Aditi Dholakia
Aditi Dholakia
We’ve all been taught the universal mantra, “words are hurtful.” We’ve also all been taught that sticks and stones can break our bones, but words can never hurt us. We all know that’s not always true.
A friend of mine told me a story the other day about a boy she was talking to who pulled the “you’re not like other girls” spiel. He mentioned how my friend was not like other Indian girls — that she was exotic, edgy and cool, not prudish, over-traditional or slightly smelling of curry. No doubt, the boy thought he was paying my friend a compliment of the highest order. But what his words really resulted in was a swift un-matching on Tinder on the part of my friend and hurt feelings all around.

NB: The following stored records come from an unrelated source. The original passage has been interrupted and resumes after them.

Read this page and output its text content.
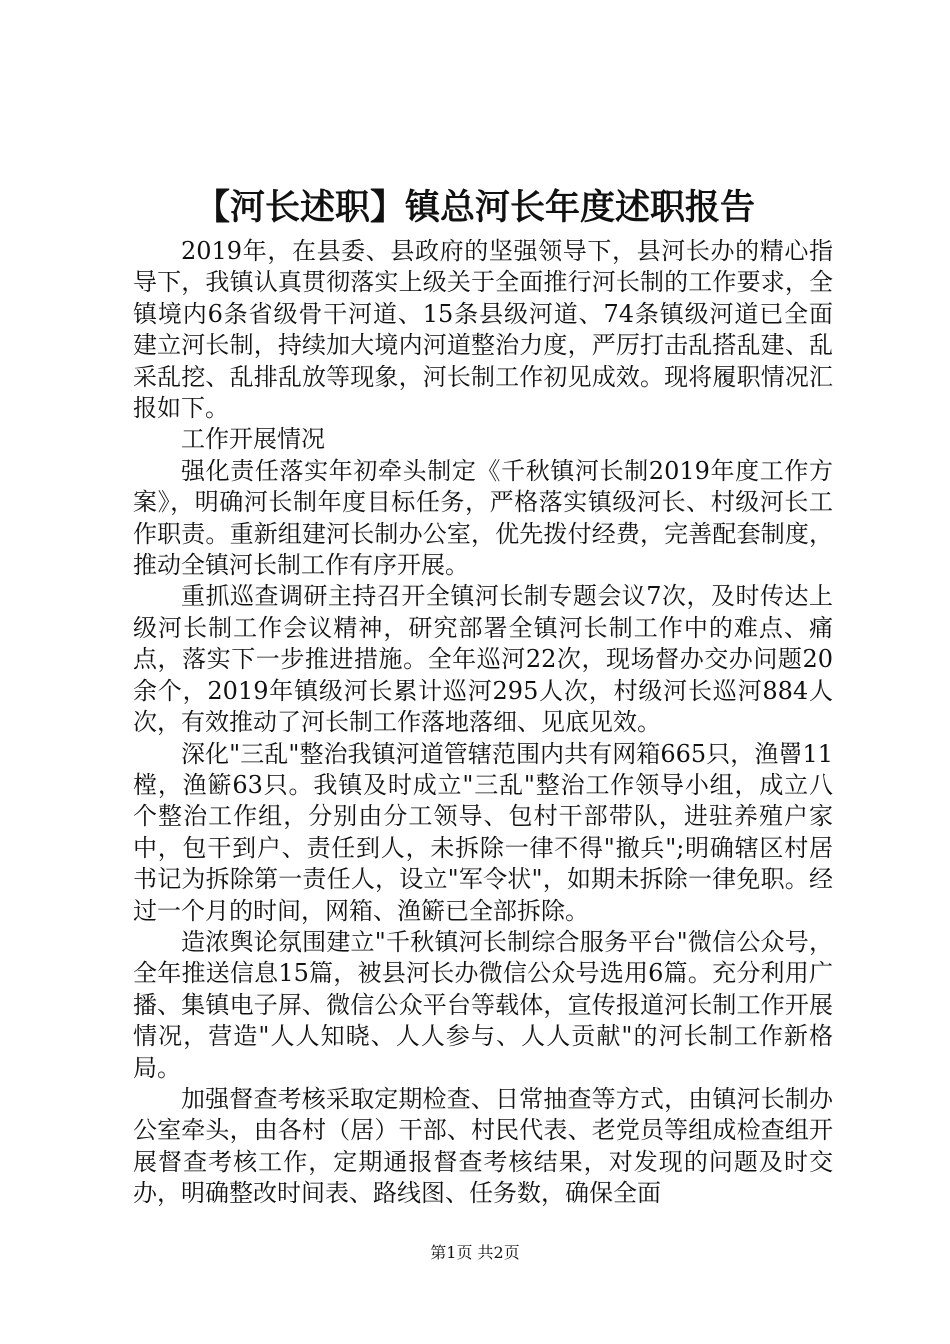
【河长述职】镇总河长年度述职报告

2019年，在县委、县政府的坚强领导下，县河长办的精心指导下，我镇认真贯彻落实上级关于全面推行河长制的工作要求，全镇境内6条省级骨干河道、15条县级河道、74条镇级河道已全面建立河长制，持续加大境内河道整治力度，严厉打击乱搭乱建、乱采乱挖、乱排乱放等现象，河长制工作初见成效。现将履职情况汇报如下。

工作开展情况

强化责任落实年初牵头制定《千秋镇河长制2019年度工作方案》，明确河长制年度目标任务，严格落实镇级河长、村级河长工作职责。重新组建河长制办公室，优先拨付经费，完善配套制度，推动全镇河长制工作有序开展。

重抓巡查调研主持召开全镇河长制专题会议7次，及时传达上级河长制工作会议精神，研究部署全镇河长制工作中的难点、痛点，落实下一步推进措施。全年巡河22次，现场督办交办问题20余个，2019年镇级河长累计巡河295人次，村级河长巡河884人次，有效推动了河长制工作落地落细、见底见效。

深化"三乱"整治我镇河道管辖范围内共有网箱665只，渔罾11樘，渔簖63只。我镇及时成立"三乱"整治工作领导小组，成立八个整治工作组，分别由分工领导、包村干部带队，进驻养殖户家中，包干到户、责任到人，未拆除一律不得"撤兵";明确辖区村居书记为拆除第一责任人，设立"军令状"，如期未拆除一律免职。经过一个月的时间，网箱、渔簖已全部拆除。

造浓舆论氛围建立"千秋镇河长制综合服务平台"微信公众号，全年推送信息15篇，被县河长办微信公众号选用6篇。充分利用广播、集镇电子屏、微信公众平台等载体，宣传报道河长制工作开展情况，营造"人人知晓、人人参与、人人贡献"的河长制工作新格局。

加强督查考核采取定期检查、日常抽查等方式，由镇河长制办公室牵头，由各村（居）干部、村民代表、老党员等组成检查组开展督查考核工作，定期通报督查考核结果，对发现的问题及时交办，明确整改时间表、路线图、任务数，确保全面

第1页 共2页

This kind of casual racism is still an alarmingly regular occurrence in day-to-day interactions, but it doesn’t end there. As society changes to allow more marginalized groups to come forward with a voice, demanding recognition, many people, particularly those in the right wing, retaliate by claiming infringement on their First Amendment rights.
Phrases like, “no homo, bro,” “don’t be a pussy,” “what, are you retarded,” or “dude, that’s so gay,” (when it’s used to describe something negatively) are often meant as jokes, with no harmful intentions attached. In fact, when called out on the use of such phrases, the users often get up in arms themselves, claiming they were making a joke and that people shouldn’t take everything so seriously.
Casual sexism, racism, homophobia and even more subtle offenses like casual classism and ableism have become so deeply ingrained in our day-to-day language and actions as a society. As such, it’s tough to make the conscious decision to remove such language from our vocabulary, especially when the casually derogatory language often goes undetected.
Those who complain about the enforcement of political correctness — typically those in positions of privilege — fail to understand that seemingly inconsequential phrases and words can lead to much bigger consequences. A privileged white teenage boy calling one of his friends a “retard” encourages and perpetuates disdain, ridicule and prejudice toward an entire population of mentally and/or physically disabled people. Similarly, a man on Tinder telling a woman she’s not like other Indian women supports negative stereotypes of not only all Indian women, but also women in general and the choices they make with their lives and their self expression.
Oppression is rooted in microaggressions that, while intended jestingly, inevitably plant a seed of subconscious hatred and prejudice in the minds of the listeners. That seed then grows, manifesting itself into more explicit acts of verbal bullying and discrimination, which escalate to violence, first toward individuals, then groups of people and finally, at its worst, an entire population.
Essentially, what it all comes down to is basic human decency. Consciously eliminating microaggressions from our daily vernacular and interactions is not meant to be an infringement on free speech. Rather, it’s a show of base-level respect and decency for one’s fellow humans. Jokes at the expense of other people are not jokes — they’re foundations for greater structures of oppression.